Each gate will have iptables and nginx rules to detect easy attacks (eg. rate limiting). Importantly, they all must have SYNPROXY rules, a feature of modern Linux kernels. Having SYNPROXY iptables rules over several gateways like this completely defeats all SYN flood attacks.
The gateways need to be in an AWS VPC set to block all UDP traffic in the VPC's stateless traffic settings. This completely blocks all UDP flood attacks. If you instead block UDP traffic in the gates' security groups, then very large UDP floods can still affect you. It has to be at the VPC level.
I found that the best way to set up the DNS to distribute traffic was like this. Assume that you have 4 gates, g1 through g4. Then using Route 53's weighted record feature, you would have the DNS return at random one of the following 5 pairs of IPs, each with a TTL of 5 minutes:
g1&g2
g2&g3
g3&g4
g4&g1
This seems to work better than just putting all of the gate IPs into one A record. I think that the randomization that should happen in that case actually gets cached at some points, and so whichever record is returned first at <wherever it's cached> gets hit harder.
Additionally, I had a system of classifying and blocking malicious-looking IPs, but it failed to work well enough in the end, so I'm not going to describe it in detail.
So that's my homebrew DDoS protection that we were using for the last year or so. It worked impressively well against many attacks which you might think would require something like Cloudflare, but failed in the end against attackers with thousands of IPs, making full TCP connections, who can blend into the legit traffic too well. A more complete solution which could replace Cloudflare etc. in many ways would look more like this:
-----
The first major flaw with my setup is that it wasn't easy to change. My setup would grab a few configuration details (eg. the origin server IP) from VPC-local DNS records that I would set, but if I wanted to make deeper changes, I'd have to modify one of the instances, convert that into a new AMI, terminate all of the other instances, and then start new instances again. If I wanted to change the number of gates, I'd have to start/stop them manually and change the DNS records myself. A
good solution would never require this much manual work, and would use things like auto scaling groups and CloudFormation to simplify it. It should only take a couple of minutes to add a new iptables rule, for example.

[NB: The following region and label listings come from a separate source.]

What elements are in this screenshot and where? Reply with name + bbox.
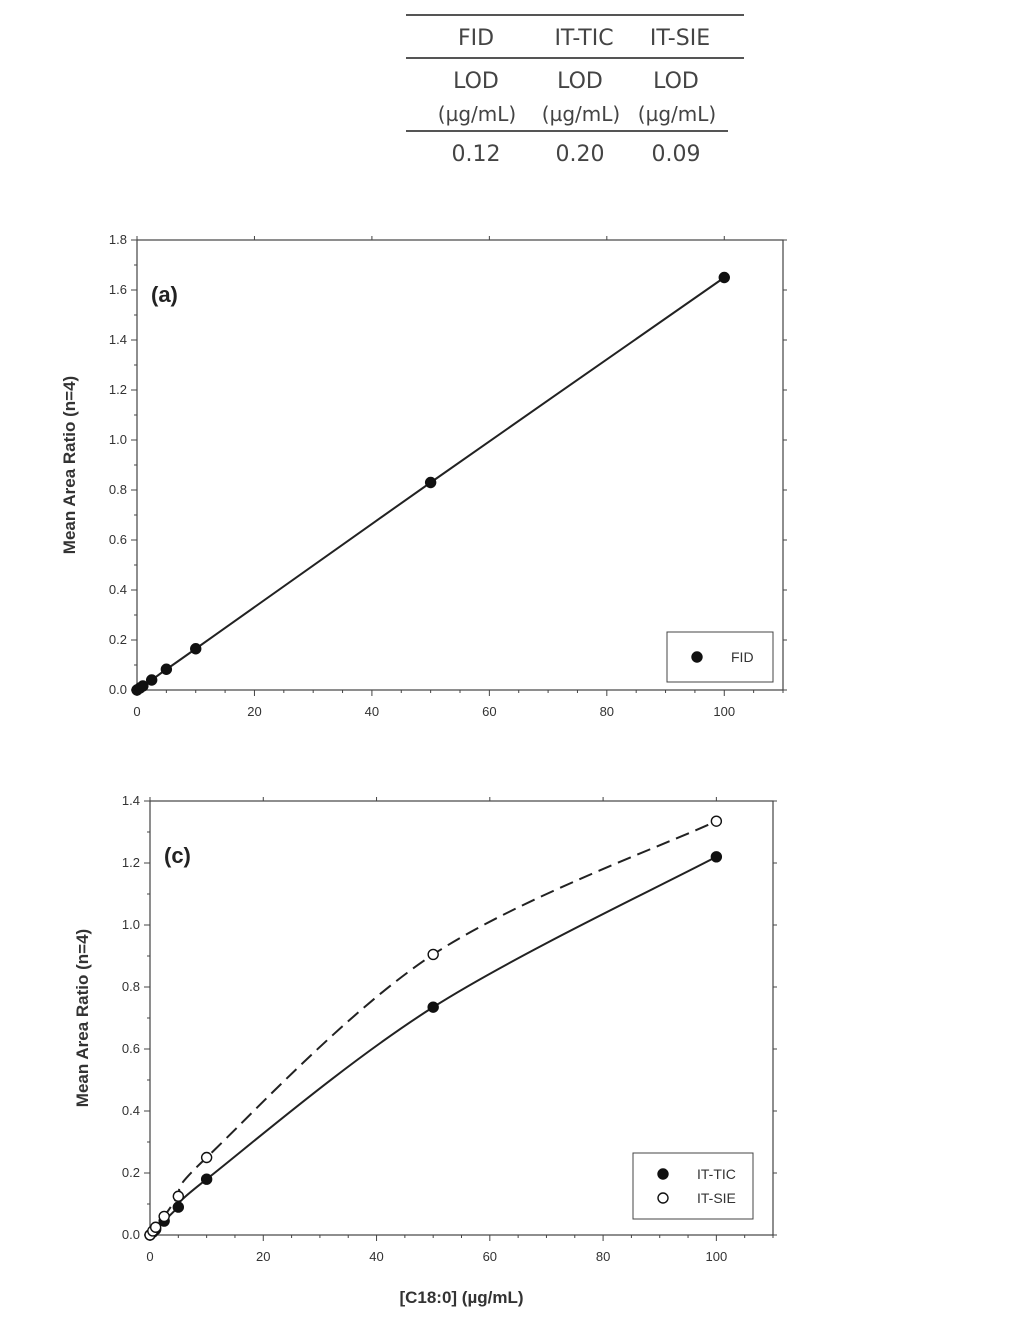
y-axis-title: Mean Area Ratio (n=4) xyxy=(73,929,92,1107)
unit-it-sie: (µg/mL) xyxy=(637,102,717,126)
data-point-it-tic xyxy=(200,1173,213,1185)
y-tick-label: 1.0 xyxy=(109,432,127,447)
x-tick-label: 40 xyxy=(365,704,379,719)
table-unit-rule xyxy=(406,130,728,132)
legend-label-it-tic: IT-TIC xyxy=(697,1166,736,1182)
y-tick-label: 0.0 xyxy=(122,1227,140,1242)
lod-value-fid: 0.12 xyxy=(451,142,501,167)
data-point-fid xyxy=(145,674,158,686)
unit-fid: (µg/mL) xyxy=(437,102,517,126)
y-tick-label: 0.2 xyxy=(109,632,127,647)
x-tick-label: 60 xyxy=(483,1249,497,1264)
y-tick-label: 0.2 xyxy=(122,1165,140,1180)
header-fid: FID xyxy=(457,26,495,51)
data-point-fid xyxy=(190,643,202,655)
header-it-sie: IT-SIE xyxy=(649,26,711,51)
y-tick-label: 1.8 xyxy=(109,232,127,247)
legend-marker-fid xyxy=(691,651,703,663)
y-tick-label: 1.2 xyxy=(109,382,127,397)
y-tick-label: 1.2 xyxy=(122,855,140,870)
y-tick-label: 1.4 xyxy=(122,793,140,808)
legend-marker-it-tic xyxy=(657,1168,669,1180)
data-point-it-tic xyxy=(427,1001,439,1013)
data-point-fid xyxy=(718,271,730,284)
y-tick-label: 0.4 xyxy=(109,582,127,597)
y-tick-label: 1.4 xyxy=(109,332,127,347)
y-tick-label: 0.4 xyxy=(122,1103,140,1118)
legend-box xyxy=(666,631,774,683)
x-tick-label: 80 xyxy=(600,704,614,719)
x-tick-label: 0 xyxy=(146,1249,153,1264)
lod-value-it-sie: 0.09 xyxy=(651,142,701,167)
y-tick-label: 0.0 xyxy=(109,682,127,697)
x-tick-label: 0 xyxy=(133,704,140,719)
y-tick-label: 1.6 xyxy=(109,282,127,297)
data-point-fid xyxy=(424,476,437,489)
x-tick-label: 40 xyxy=(369,1249,383,1264)
series-line-it-tic xyxy=(149,855,717,1236)
header-it-tic: IT-TIC xyxy=(554,26,614,51)
x-axis-title: [C18:0] (µg/mL) xyxy=(399,1288,523,1307)
chart-a: 0.0 0.2 0.4 0.6 0.8 1.0 1.2 1.4 1.6 1.8 0 20 40 60 80 1… xyxy=(60,232,787,719)
panel-label: (c) xyxy=(164,843,191,868)
data-point-fid xyxy=(137,680,149,692)
legend-label-fid: FID xyxy=(731,649,754,665)
y-tick-label: 0.6 xyxy=(122,1041,140,1056)
lod-value-it-tic: 0.20 xyxy=(555,142,605,167)
chart-c: 0.0 0.2 0.4 0.6 0.8 1.0 1.2 1.4 0 20 40 60 80 100 Mean… xyxy=(73,793,777,1307)
y-axis-title: Mean Area Ratio (n=4) xyxy=(60,376,79,554)
x-tick-label: 100 xyxy=(706,1249,728,1264)
y-tick-label: 0.8 xyxy=(109,482,127,497)
panel-label: (a) xyxy=(151,282,178,307)
x-tick-label: 100 xyxy=(713,704,735,719)
table-header-rule xyxy=(406,57,744,59)
table-top-rule xyxy=(406,14,744,16)
data-point-it-sie xyxy=(200,1151,213,1164)
data-point-fid xyxy=(160,663,173,675)
legend-label-it-sie: IT-SIE xyxy=(697,1190,736,1206)
data-point-it-tic xyxy=(710,851,723,863)
data-point-it-sie xyxy=(427,948,439,961)
lod-label-it-sie: LOD xyxy=(653,69,699,94)
series-line-it-sie xyxy=(149,820,717,1236)
data-point-it-sie xyxy=(149,1221,162,1233)
data-point-it-sie xyxy=(172,1190,185,1202)
x-tick-label: 20 xyxy=(256,1249,270,1264)
x-tick-label: 60 xyxy=(482,704,496,719)
y-tick-label: 1.0 xyxy=(122,917,140,932)
x-tick-label: 80 xyxy=(596,1249,610,1264)
y-tick-label: 0.8 xyxy=(122,979,140,994)
unit-it-tic: (µg/mL) xyxy=(541,102,621,126)
data-point-it-sie xyxy=(158,1210,170,1223)
legend-box xyxy=(632,1152,754,1220)
y-tick-label: 0.6 xyxy=(109,532,127,547)
lod-label-fid: LOD xyxy=(453,69,499,94)
data-point-it-sie xyxy=(710,815,723,827)
data-point-it-tic xyxy=(172,1201,185,1213)
legend-marker-it-sie xyxy=(657,1192,669,1204)
lod-label-it-tic: LOD xyxy=(557,69,603,94)
x-tick-label: 20 xyxy=(247,704,261,719)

The second major flaw with my setup is that it lacked a good, systematic way of classifying IPs as good/bad/neutral. All of the gates should collect long-term stats on every IP which connects to them and contribute it to a central database. Using some sort of model over the data in the central IP database, it should then be able to determine whether an IP address is probably good (because it's been acting like a normal person browsing the site for a long time), probably bad (because it eg. just started requesting tons of pages), or unknown/neutral. Then based on that classification plus an idea of how busy the site currently is, it can block an IP, allow an IP, or insert a Cloudflare-style captcha challenge for an IP. If you pass the challenge, the system sets a cookie on you which whitelists you for several days.
For the forum to go back to a homebrew solution from Cloudflare, the above two pieces would need to be very-well-satisfied.
Another point is that you could design the system such that it does not require looking into HTTPS traffic. It can just work at the TCP layer and pass the encrypted HTTPS traffic verbatim. I'm not sure how
exactly you would tunnel the real data to the real server (I previously thought that GRE tunnels would work, but somebody told me that this might not be the appropriate tool), but it should definitely be possible. The upside to this is that you can use a very powerful service like AWS without trusting them too much. The downside is that you cannot use layer 7 data for IP classification, and you cannot insert a challenge; it's either block or allow. The
ideal anti-DDoS solution would give you the option of whether you want to give the gates access to your HTTPS or not.